In the CO2 test, inoculated mineral medium was dosed with a known amount of test substance as the nominal sole source of organic carbon and aerated with CO2-free air. The CO2 produced from the mineralization of organic carbon within the test chambers was displaced by the flow of CO2-free air and trapped as K2CO3 in KOH trapping solution. The amount of CO2 produced by the test substance (corrected for that evolved by the blank inoculum) is expressed as a percentage of the theoretical amount of CO2 (TCO2) that could have been produced if complete biodegradation of the test substance occurred. The test contained a blank control group, a reference group and a treatment group, each with three replicates and a single toxicity control. The blank control was used to measure the background CO2 production of the inoculum and was not dosed with a carbon source.
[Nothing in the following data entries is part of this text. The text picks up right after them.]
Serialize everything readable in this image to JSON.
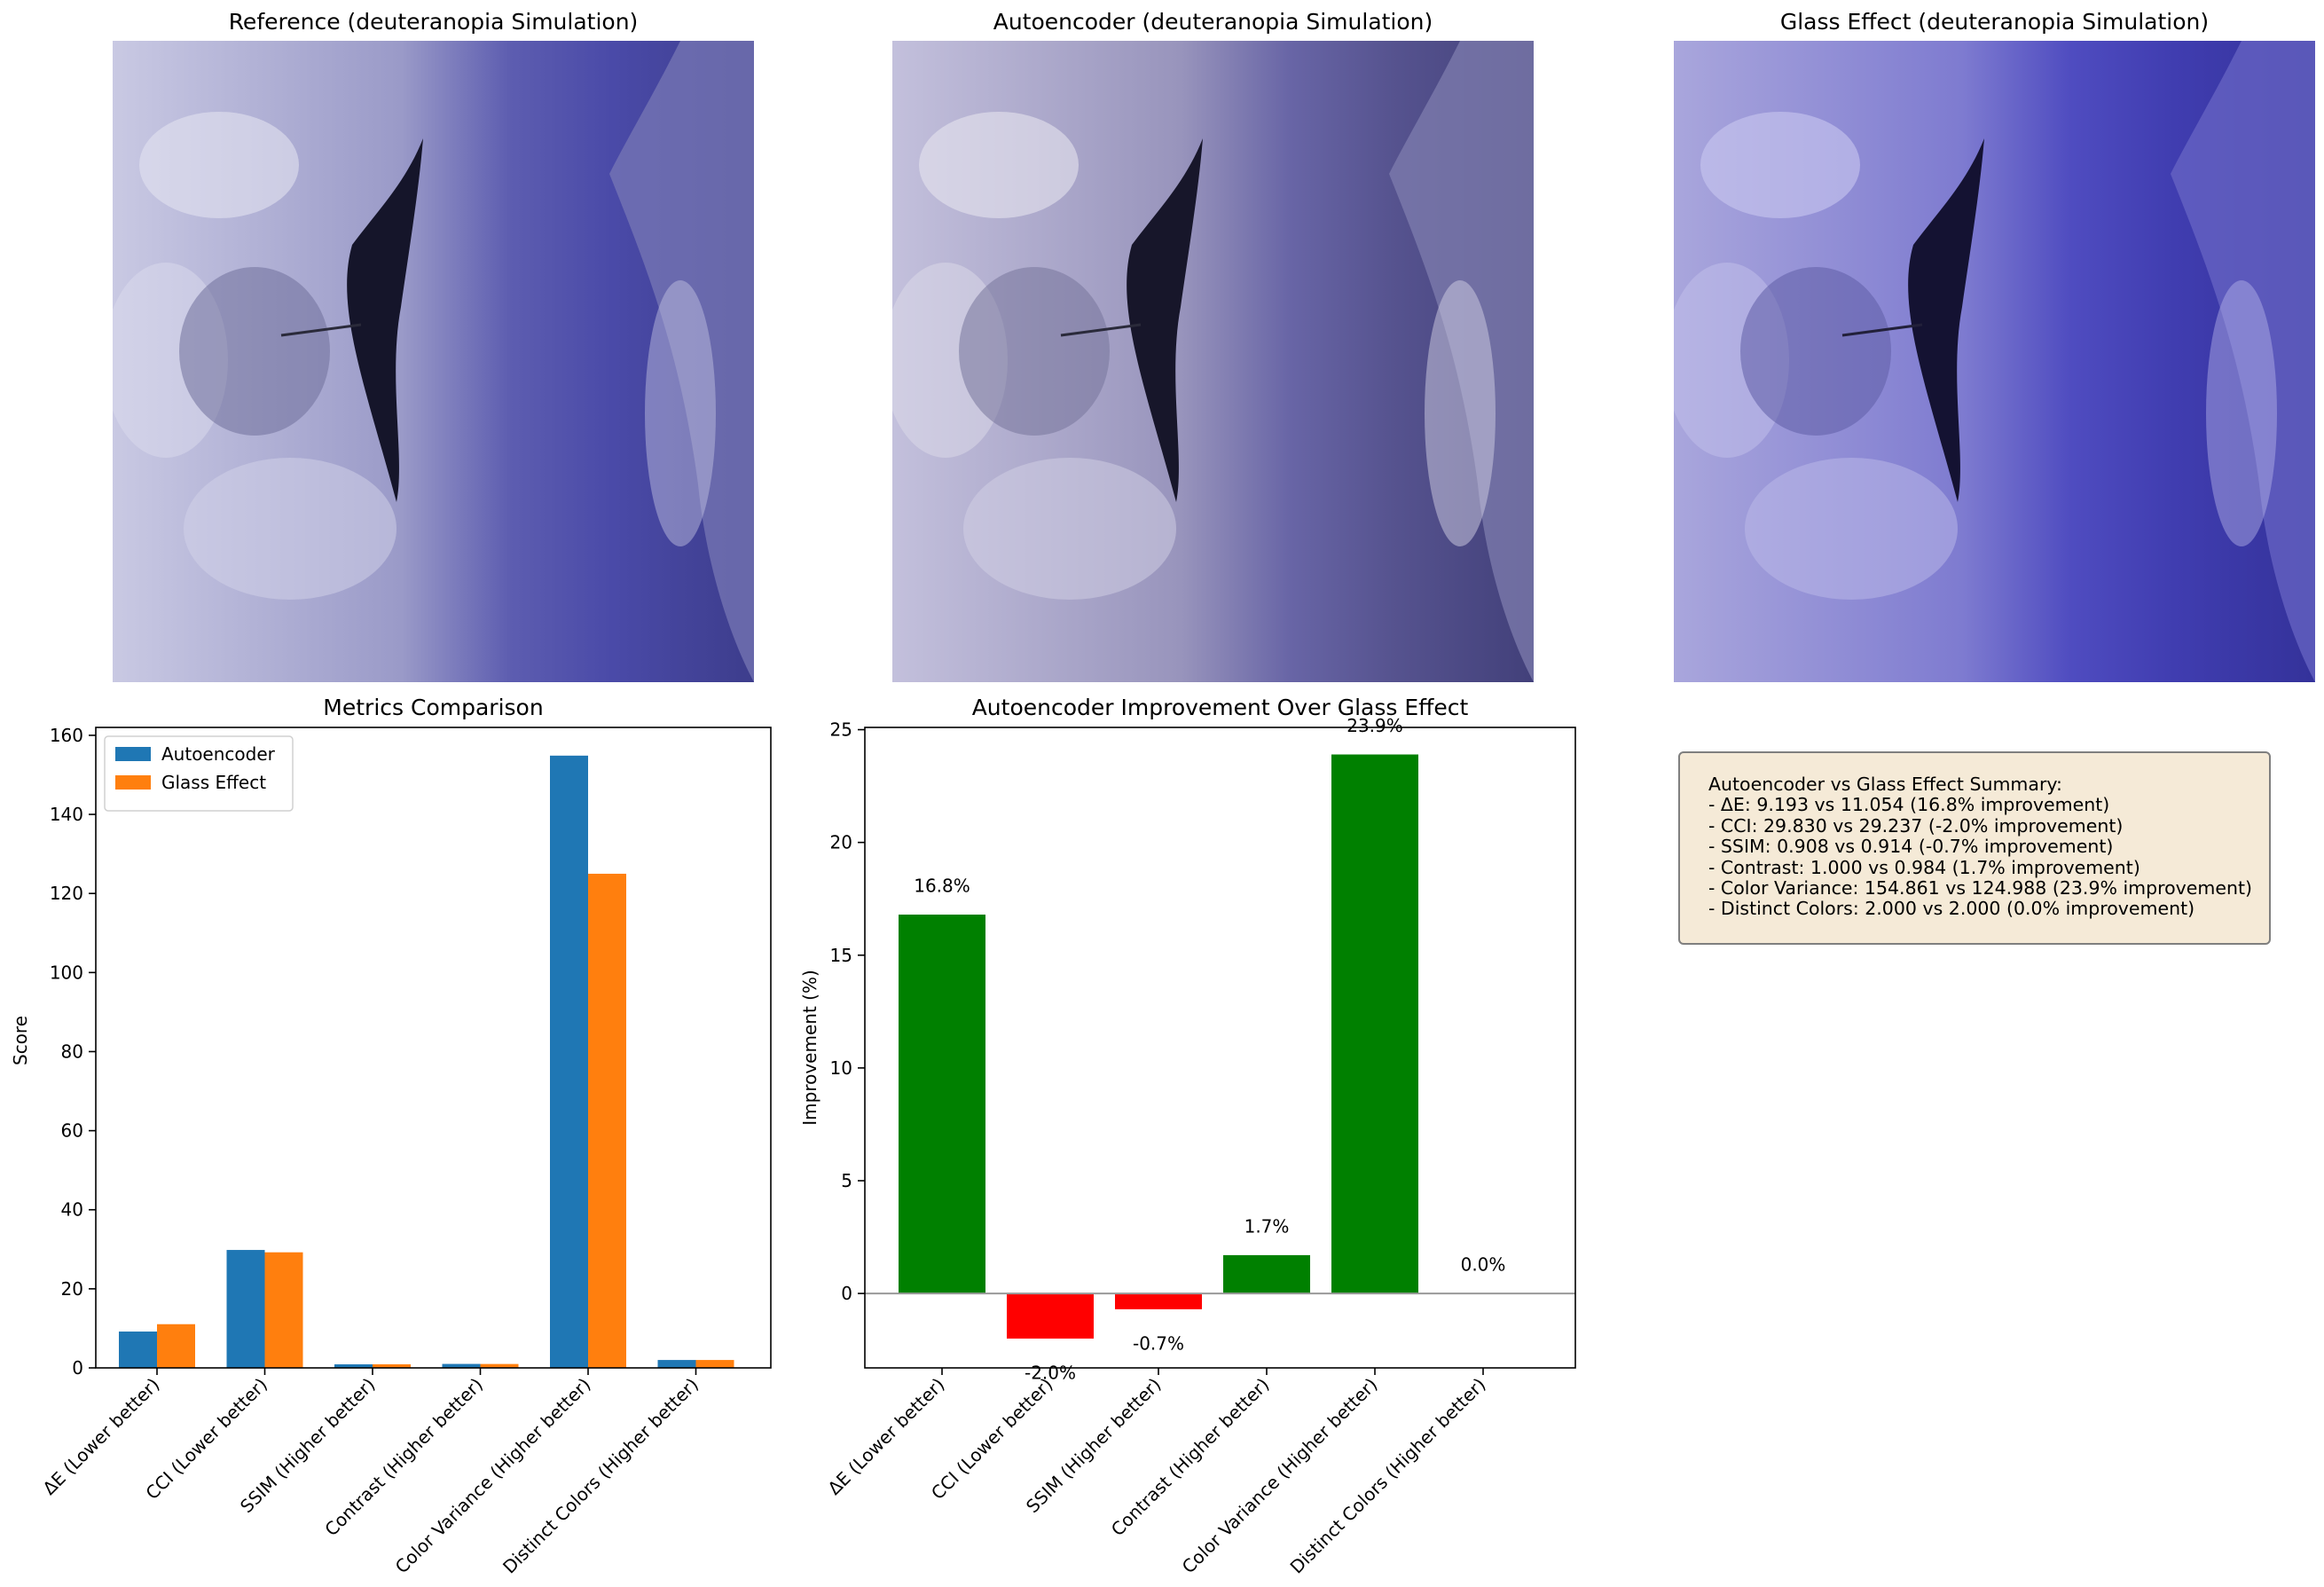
{
  "images": [
    {
      "title": "Reference (deuteranopia Simulation)",
      "variant": "reference"
    },
    {
      "title": "Autoencoder (deuteranopia Simulation)",
      "variant": "autoencoder"
    },
    {
      "title": "Glass Effect (deuteranopia Simulation)",
      "variant": "glass"
    }
  ],
  "colors": {
    "autoencoder": "#1f77b4",
    "glass_effect": "#ff7f0e",
    "positive": "#008000",
    "negative": "#ff0000",
    "summary_bg": "#f5ead7"
  },
  "chart_data": [
    {
      "type": "bar",
      "title": "Metrics Comparison",
      "xlabel": "",
      "ylabel": "Score",
      "categories": [
        "ΔE (Lower better)",
        "CCI (Lower better)",
        "SSIM (Higher better)",
        "Contrast (Higher better)",
        "Color Variance (Higher better)",
        "Distinct Colors (Higher better)"
      ],
      "series": [
        {
          "name": "Autoencoder",
          "values": [
            9.193,
            29.83,
            0.908,
            1.0,
            154.861,
            2.0
          ]
        },
        {
          "name": "Glass Effect",
          "values": [
            11.054,
            29.237,
            0.914,
            0.984,
            124.988,
            2.0
          ]
        }
      ],
      "ylim": [
        0,
        162
      ],
      "yticks": [
        0,
        20,
        40,
        60,
        80,
        100,
        120,
        140,
        160
      ],
      "legend": "top-left",
      "grid": false
    },
    {
      "type": "bar",
      "title": "Autoencoder Improvement Over Glass Effect",
      "xlabel": "",
      "ylabel": "Improvement (%)",
      "categories": [
        "ΔE (Lower better)",
        "CCI (Lower better)",
        "SSIM (Higher better)",
        "Contrast (Higher better)",
        "Color Variance (Higher better)",
        "Distinct Colors (Higher better)"
      ],
      "values": [
        16.8,
        -2.0,
        -0.7,
        1.7,
        23.9,
        0.0
      ],
      "data_labels": [
        "16.8%",
        "-2.0%",
        "-0.7%",
        "1.7%",
        "23.9%",
        "0.0%"
      ],
      "ylim": [
        -3.3,
        25.1
      ],
      "yticks": [
        0,
        5,
        10,
        15,
        20,
        25
      ],
      "grid": false
    }
  ],
  "summary": {
    "lines": [
      "Autoencoder vs Glass Effect Summary:",
      "- ΔE: 9.193 vs 11.054 (16.8% improvement)",
      "- CCI: 29.830 vs 29.237 (-2.0% improvement)",
      "- SSIM: 0.908 vs 0.914 (-0.7% improvement)",
      "- Contrast: 1.000 vs 0.984 (1.7% improvement)",
      "- Color Variance: 154.861 vs 124.988 (23.9% improvement)",
      "- Distinct Colors: 2.000 vs 2.000 (0.0% improvement)"
    ]
  }
}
The reference chambers were dosed with sodium benzoate, a substance known to be biodegradable, at a nominal concentration of 10 mg C/L. The treatment group test chambers were used to evaluate the test item at a nominal concentration of 10 mg C/L. The toxicity control was used to evaluate the toxicity of the test substance to the inoculum and was dosed with both the reference (10 mg C/L) and test substances (10 mg C/L).

 

RESULTS

Results indicated that the activated sludge inoculum was active, degrading the reference substance an average of 88.1 % by the end of the test and that the test substance was not inhibitory to the inoculum at the concentration tested, as the toxicity control exceeded 25 % degradation by Day 14 of the study. The average cumulative percent biodegradation for the test item was 3.3 % by the end of the test.

 

CONCLUSION

Evidence of ready biodegradability in a Carbon Dioxide Evolution Test is 60 % TCO2 within the 28-day test period. In addition, the pass level must be reached within 10 days of achieving 10 % TCO2. The final mean percent biodegradation for the test item was 3.3 % by the end of the test. A negative result in a test of ready biodegradability does not necessarily mean that the test substance will not be biodegradable under relevant environmental conditions, but that additional testing maybe needed. The toxicity control achieved > 25 % degradation by Day 14 and therefore the test item may be considered non-inhibitory at the concentration tested in this study.